I think this is the best bluff I've ever made. Note, BB only has like $5-$6 left on the river and it is a $25-$30 pot. The way BB played this; call flop, weak lead on turn and river steal looking bet made me believe he had a flush draw.

PokerStars No-Limit Hold'em, $0.25 BB (5 handed)

saw flop | saw showdown

BB ($16.30)
UTG ($10.05)
MP ($33.60)
Hero (Button) ($28.25)
SB ($7.70)

Preflop: Hero is Button with 8Spade, Jclub
UTG calls $0.25, 1 fold, Hero calls $0.25, 1 fold, BB checks

Flop: ($0.85) 9club, 2Diamond, 7club (3 players)
BB checks, UTG checks, Hero bets $0.75, BB calls $0.75, 1 fold

Turn: ($2.35) 6Diamond (2 players)
BB bets $1, Hero raises to $4, BB calls $3

River: ($10.35) KDiamond (2 players)
BB bets $5.25, Hero raises to $23.25 (All-In), 1 fold

Total pot: $20.85 | Rake: $1
Main pot: $20.85 returned to Hero

Hero didn't show 8Spade, Jclub (nothing).
Outcome: Hero won $19.85


I think I played this hand pretty good.
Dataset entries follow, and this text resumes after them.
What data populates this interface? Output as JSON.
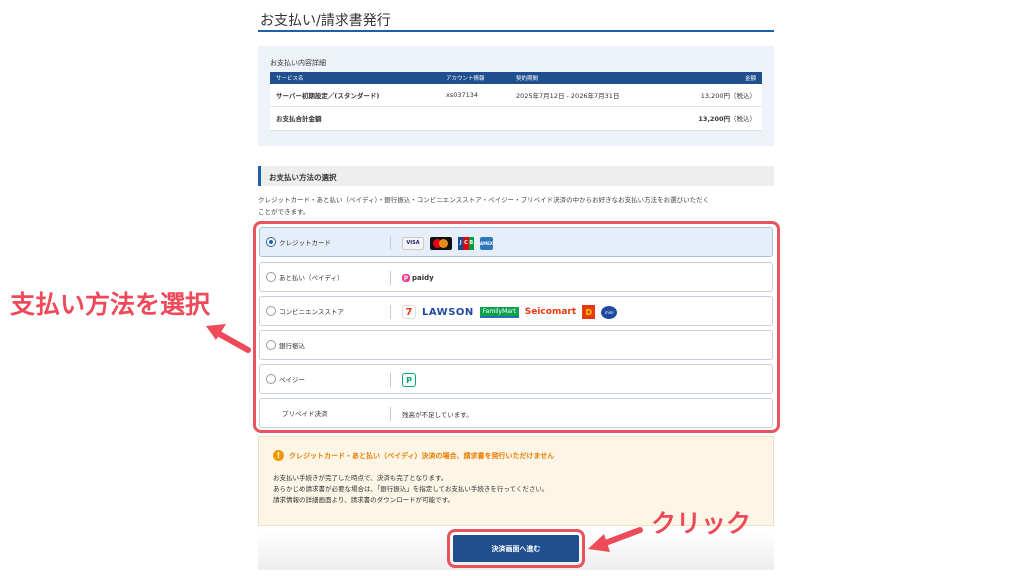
{
  "page": {
    "title": "お支払い/請求書発行"
  },
  "summary": {
    "heading": "お支払い内容詳細",
    "columns": [
      "サービス名",
      "アカウント情報",
      "契約期間",
      "金額"
    ],
    "rows": [
      {
        "service": "サーバー初期設定／(スタンダード)",
        "account": "xs037134",
        "period": "2025年7月12日 - 2026年7月31日",
        "amount": "13,200円",
        "tax": "（税込）"
      }
    ],
    "total": {
      "label": "お支払合計金額",
      "amount": "13,200円",
      "tax": "（税込）"
    }
  },
  "methods": {
    "heading": "お支払い方法の選択",
    "description_line1": "クレジットカード・あと払い（ペイディ）・銀行振込・コンビニエンスストア・ペイジー・プリペイド決済の中からお好きなお支払い方法をお選びいただく",
    "description_line2": "ことができます。",
    "options": [
      {
        "label": "クレジットカード",
        "selected": true,
        "logos": [
          "visa-logo",
          "mastercard-logo",
          "jcb-logo",
          "amex-logo"
        ]
      },
      {
        "label": "あと払い（ペイディ）",
        "selected": false,
        "logos": [
          "paidy-logo"
        ]
      },
      {
        "label": "コンビニエンスストア",
        "selected": false,
        "logos": [
          "seven-eleven-logo",
          "lawson-logo",
          "familymart-logo",
          "seicomart-logo",
          "daily-yamazaki-logo",
          "ministop-logo"
        ]
      },
      {
        "label": "銀行振込",
        "selected": false,
        "logos": []
      },
      {
        "label": "ペイジー",
        "selected": false,
        "logos": [
          "payeasy-logo"
        ]
      },
      {
        "label": "プリペイド決済",
        "selected": false,
        "note": "残高が不足しています。"
      }
    ],
    "logo_text": {
      "visa": "VISA",
      "paidy": "paidy",
      "seven": "7",
      "lawson": "LAWSON",
      "familymart": "FamilyMart",
      "seicomart": "Seicomart",
      "daily": "D",
      "ministop": "mini",
      "payeasy": "P",
      "jcb_letters": [
        "J",
        "C",
        "B"
      ],
      "amex": "AMEX"
    }
  },
  "notice": {
    "icon": "!",
    "title": "クレジットカード・あと払い（ペイディ）決済の場合、請求書を発行いただけません",
    "line1": "お支払い手続きが完了した時点で、決済も完了となります。",
    "line2": "あらかじめ請求書が必要な場合は、「銀行振込」を指定してお支払い手続きを行ってください。",
    "line3": "請求情報の詳細画面より、請求書のダウンロードが可能です。"
  },
  "button": {
    "label": "決済画面へ進む"
  },
  "annotations": {
    "left_text": "支払い方法を選択",
    "right_text": "クリック",
    "color": "#ee4a59"
  },
  "colors": {
    "primary": "#1f4f8f",
    "accent_red": "#e9535e",
    "notice_orange": "#ea7b00",
    "notice_bg": "#fdf6e6"
  }
}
My opponent invested a lot of money on a weak draw out of position. Unfortunately he hits one of his 7 outs.

PokerStars No-Limit Hold'em, $0.25 BB (6 handed)

saw flop | saw showdown

Hero (BB) ($25.85)
UTG ($8.20)
MP ($14.75)
CO ($27.55)
Button ($15.70)
SB ($22.55)

Preflop: Hero is BB with JHeart, 9Heart
4 folds, SB bets $0.50, Hero calls $0.25

Flop: ($1) 7Heart, 9club, 8club (2 players)
SB bets $0.50, Hero raises to $2, SB calls $1.50

Turn: ($5) 2Diamond (2 players)
SB bets $2, Hero raises to $7, SB calls $5

River: ($19) KSpade (2 players)
SB bets $3, Hero calls $3

Total pot: $25 | Rake: $1.20
Main pot: $25 between Hero and SB, won by SB

SB had Kclub, 6Diamond (one pair, Kings).
Hero mucked JHeart, 9Heart (one pair, nines).
Outcome: SB won $23.80


This hand makes me sick. The ace on the turn is a terrible card because I know my opponent has an over pair(I was guessing jacks, queens or kings) and that the ace would kill my action. He ended up having aces and I lose a $50 pot. A few hands later I hit bottom set, only to run into middle set and lose another $25.

PokerStars No-Limit Hold'em, $0.25 BB (6 handed)

saw flop | saw showdown

Button ($24.65)
SB ($8.90)
BB ($8.65)
Hero (UTG) ($26.35)
MP ($16.60)
CO ($25)

Preflop: Hero is UTG with 5Heart, 5club
Hero calls $0.25, MP calls $0.25, CO bets $1.50, 2 folds, BB calls $1.25, Hero calls $1.25, MP calls $1.25

Flop: ($6.10) 5Diamond, 7club, 2Heart (4 players)
BB checks, Hero checks, MP checks, CO bets $5.70, 1 fold, Hero calls $5.70, 1 fold

Turn: ($17.50) ASpade (2 players)
Hero checks, CO bets $8.30, Hero raises to $19.15 (All-In), CO calls $9.50 (All-In)

River: ($53.10) Jclub (2 players, 2 all-in)

Total pot: $53.10 | Rake: $2.60
Main pot: $53.10 between Hero and CO, won by CO

Hero had 5Heart, 5club (three of a kind, fives).
CO had ADiamond, Aclub (three of a kind, Aces).